Not sure that you’ll need it for medical expenses? The 10% penalty for non-medical expenses goes away at age 65, so an HSA essentially acts like a regular IRA where only income taxes are paid on distributions.

Roth IRA Contributions

Have extra cash that you’d like to invest? You’ve already paid taxes, so you should prioritize tax-free growth opportunities. A Roth IRA would do just that.

The IRS limits Traditional and/or Roth IRA contributions to $6,000 or $7,000 if the account owner will be 50 or older at any time in 2022. A disciplined contribution and investment strategy over time can provide you with a sizeable tax-free balance to supplement your 401(k) and/or 403(b) balances.

Roth IRAs can also offer some flexibility. While the real power in a Roth IRA is letting it grow as much as possible for as long as possible, you can withdraw your basis (the amount you’ve contributed) tax and penalty-free at any time.

IMPORTANT NOTE: Unlike 401(k) and 403(b) Plans, the IRS determines your eligibility for direct Roth IRA contributions with income limitations starting at $129,000 for single filers and $204,000 for joint filers.

Back-Door Roth IRA

Want to make a Roth IRA contribution but earn more than the income limits? There might still be a way.

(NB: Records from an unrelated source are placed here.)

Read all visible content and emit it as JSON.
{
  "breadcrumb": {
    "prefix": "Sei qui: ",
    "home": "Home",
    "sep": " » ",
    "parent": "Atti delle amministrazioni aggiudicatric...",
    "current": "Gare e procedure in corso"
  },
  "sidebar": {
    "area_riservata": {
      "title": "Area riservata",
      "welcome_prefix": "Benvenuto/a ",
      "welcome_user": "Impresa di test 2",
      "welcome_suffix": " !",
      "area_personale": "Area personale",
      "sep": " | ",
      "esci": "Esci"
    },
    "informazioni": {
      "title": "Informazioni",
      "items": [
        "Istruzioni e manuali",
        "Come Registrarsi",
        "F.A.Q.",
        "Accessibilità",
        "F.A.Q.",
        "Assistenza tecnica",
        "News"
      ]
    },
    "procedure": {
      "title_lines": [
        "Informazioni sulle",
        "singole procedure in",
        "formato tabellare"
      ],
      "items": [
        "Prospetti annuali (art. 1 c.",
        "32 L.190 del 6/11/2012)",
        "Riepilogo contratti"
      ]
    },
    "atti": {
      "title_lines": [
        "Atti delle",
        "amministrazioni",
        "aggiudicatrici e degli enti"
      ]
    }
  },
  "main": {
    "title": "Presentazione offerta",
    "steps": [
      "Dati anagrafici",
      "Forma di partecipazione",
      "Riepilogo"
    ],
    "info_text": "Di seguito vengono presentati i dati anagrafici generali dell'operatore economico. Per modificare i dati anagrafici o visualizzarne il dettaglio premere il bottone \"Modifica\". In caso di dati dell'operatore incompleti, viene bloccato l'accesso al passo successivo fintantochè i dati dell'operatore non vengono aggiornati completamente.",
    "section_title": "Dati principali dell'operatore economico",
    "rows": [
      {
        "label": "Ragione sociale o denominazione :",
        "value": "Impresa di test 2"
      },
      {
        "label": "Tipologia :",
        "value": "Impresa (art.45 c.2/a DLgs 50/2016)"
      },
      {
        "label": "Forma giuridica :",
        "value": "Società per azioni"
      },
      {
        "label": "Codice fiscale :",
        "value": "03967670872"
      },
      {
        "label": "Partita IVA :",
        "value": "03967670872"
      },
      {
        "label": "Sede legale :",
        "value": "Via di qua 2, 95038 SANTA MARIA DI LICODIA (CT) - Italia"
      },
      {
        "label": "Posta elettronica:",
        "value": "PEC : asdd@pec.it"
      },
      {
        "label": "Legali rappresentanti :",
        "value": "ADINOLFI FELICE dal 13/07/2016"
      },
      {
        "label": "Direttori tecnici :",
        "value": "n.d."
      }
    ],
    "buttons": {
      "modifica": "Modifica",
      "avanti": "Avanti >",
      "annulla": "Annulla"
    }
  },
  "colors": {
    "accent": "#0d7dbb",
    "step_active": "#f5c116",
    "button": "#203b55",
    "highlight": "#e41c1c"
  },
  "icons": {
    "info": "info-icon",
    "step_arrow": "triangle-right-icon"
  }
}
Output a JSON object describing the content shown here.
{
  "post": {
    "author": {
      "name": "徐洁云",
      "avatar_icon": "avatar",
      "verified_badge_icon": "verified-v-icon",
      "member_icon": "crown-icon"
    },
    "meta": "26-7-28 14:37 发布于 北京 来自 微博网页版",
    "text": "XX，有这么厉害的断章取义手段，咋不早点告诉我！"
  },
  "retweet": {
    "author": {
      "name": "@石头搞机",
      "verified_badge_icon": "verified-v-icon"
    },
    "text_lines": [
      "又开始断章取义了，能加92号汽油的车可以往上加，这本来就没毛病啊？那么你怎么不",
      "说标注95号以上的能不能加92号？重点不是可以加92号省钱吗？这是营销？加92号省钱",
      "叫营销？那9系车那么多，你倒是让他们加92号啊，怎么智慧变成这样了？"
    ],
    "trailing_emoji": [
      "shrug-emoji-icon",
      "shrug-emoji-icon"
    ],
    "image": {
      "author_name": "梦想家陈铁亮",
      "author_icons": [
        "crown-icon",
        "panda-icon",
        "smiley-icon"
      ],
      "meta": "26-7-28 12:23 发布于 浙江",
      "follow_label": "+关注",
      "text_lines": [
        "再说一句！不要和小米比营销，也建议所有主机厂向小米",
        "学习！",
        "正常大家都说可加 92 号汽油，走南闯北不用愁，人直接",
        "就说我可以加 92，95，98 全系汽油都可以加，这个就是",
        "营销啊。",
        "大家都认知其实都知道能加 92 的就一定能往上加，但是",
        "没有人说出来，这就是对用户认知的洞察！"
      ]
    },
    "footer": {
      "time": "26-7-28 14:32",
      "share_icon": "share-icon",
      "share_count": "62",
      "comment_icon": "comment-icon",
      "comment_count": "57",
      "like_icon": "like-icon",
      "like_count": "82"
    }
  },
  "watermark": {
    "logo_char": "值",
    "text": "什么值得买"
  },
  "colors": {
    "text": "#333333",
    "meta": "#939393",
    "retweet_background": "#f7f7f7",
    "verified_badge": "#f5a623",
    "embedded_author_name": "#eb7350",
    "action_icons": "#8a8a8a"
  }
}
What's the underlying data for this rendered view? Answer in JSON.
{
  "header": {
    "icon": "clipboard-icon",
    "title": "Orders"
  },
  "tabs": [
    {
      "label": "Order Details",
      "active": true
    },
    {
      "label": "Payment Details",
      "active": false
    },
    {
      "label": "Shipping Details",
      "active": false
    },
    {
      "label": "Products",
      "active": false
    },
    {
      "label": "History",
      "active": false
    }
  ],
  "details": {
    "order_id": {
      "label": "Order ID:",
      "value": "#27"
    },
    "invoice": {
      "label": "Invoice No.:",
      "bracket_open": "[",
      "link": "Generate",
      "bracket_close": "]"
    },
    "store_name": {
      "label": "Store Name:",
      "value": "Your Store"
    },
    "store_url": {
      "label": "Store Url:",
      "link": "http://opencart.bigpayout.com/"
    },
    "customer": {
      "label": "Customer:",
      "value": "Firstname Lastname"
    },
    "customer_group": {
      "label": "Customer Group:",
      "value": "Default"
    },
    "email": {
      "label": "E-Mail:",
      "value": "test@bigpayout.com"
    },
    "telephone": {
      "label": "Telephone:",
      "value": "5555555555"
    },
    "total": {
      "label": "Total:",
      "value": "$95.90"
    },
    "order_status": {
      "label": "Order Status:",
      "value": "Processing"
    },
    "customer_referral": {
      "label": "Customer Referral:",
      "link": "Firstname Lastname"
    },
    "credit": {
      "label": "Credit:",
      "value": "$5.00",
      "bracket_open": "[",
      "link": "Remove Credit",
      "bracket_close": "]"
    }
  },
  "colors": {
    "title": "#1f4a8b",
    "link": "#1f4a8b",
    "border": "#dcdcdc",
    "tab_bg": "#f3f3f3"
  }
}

There are no income limitations on making a non-deductible Traditional IRA contribution, and there are no income limitations on converting a Traditional IRA to a Roth IRA. This creates a way to make annual indirect (back-door) contributions to a Roth IRA.

IMPORTANT NOTE: This strategy only applies if you do not have an existing Traditional or Rollover IRA balance. If you do, this strategy will trigger the Pro-Rata Rule and result in additional, unintended tax consequences.


It’s not what you make, it’s what you keep. A big part of that is managing your tax exposure.

There aren’t many places where you can grow your money tax-free, so take some time to learn if and how any of these opportunities fit into your financial plan.

The more tax-free dollars you are able to accumulate, the more certainty you have in knowing how much of your savings is yours not and subject to taxes.